IBM has unveiled two Linux-based z Systems mainframes along with new support for open source software tools such as Apache Spark and MariaDB, as well as adding Ubuntu Linux to the mainframe and opening up its predictive analytics health monitoring code to the open source community.
IBM's new open strategy for the mainframe will see the firm offer Linux-only systems for the first time, along with a portfolio of open source tools, many of which are already the most deployed options for new and emerging applications around big data and analytics.
The firm is hoping to not only tempt existing mainframe clients with its new portfolio, but also attract new customers by combining the power and reliability of z Systems with common open source tools that many organisations will be familiar with.
IBM's two new mainframes are being brought to market under the LinuxONE brand. The LinuxONE Emperor is a high-end system based on the z13 hardware introduced earlier this year, while the LinuxONE Rockhopper is described as an entry-level system and is based on the slightly older zBC12 hardware.
As with the z13, LinuxONE Emperor is capable of running up to 8,000 Linux virtual machines simultaneously.
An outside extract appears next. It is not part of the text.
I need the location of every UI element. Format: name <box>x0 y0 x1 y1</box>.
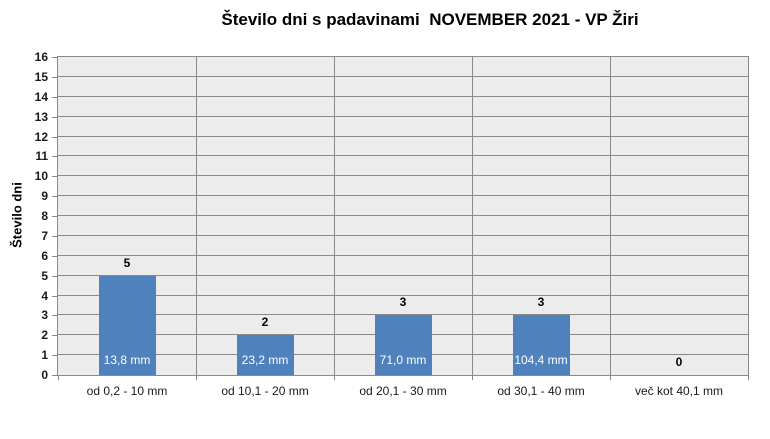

IBM said it has now added the kernel-based virtual machine (KVM) hypervisor as an option for operating virtual machines, alongside IBM's own z/VM and logical partitions through PR/SM.
While IBM's z Systems have previously had the support of Red Hat and Suse for running Linux, Canonical said it plans to deliver Ubuntu Linux for LinuxONE and z Systems from next year, bringing a third Linux distribution option.
In terms of other software, IBM said it is working with the open source community to offer a variety of tools on LinuxONE, including Apache Spark, Node.js, MongoDB, MariaDB, PostgreSQL and Chef.
"This is all about collaborating with the community and providing those software capabilities that we believe our clients are looking for, and being able to that in a way that will inherit those mission-critical enterprise qualities of the platform. In all cases, they work seamlessly on the mainframe, with no need for special skills, so they can be used by application developers just as they would on other platforms," said Kathryn Guarini, vice president of z Systems Growth Initiatives at IBM.
All of these new capabilites will also be made available to existing z Systems customers, and Guarini said IBM aims to revist the portfolio and add new LinuxONE hardware options in future.
IBM said it is also contributing more than 250,000 lines of code from its mainframe software to the community in order to help open up the platform and drive innovation. This includes the IT predictive analytics capabilities that constantly monitor for unusual system behaviour and prevent issues from turning into failures.
In a further gesture to developers, IBM is creating a LinuxONE Developer Cloud and offering open access to the development community. This will serve as a platform for the creation and testing and piloting of emerging applications, IBM said.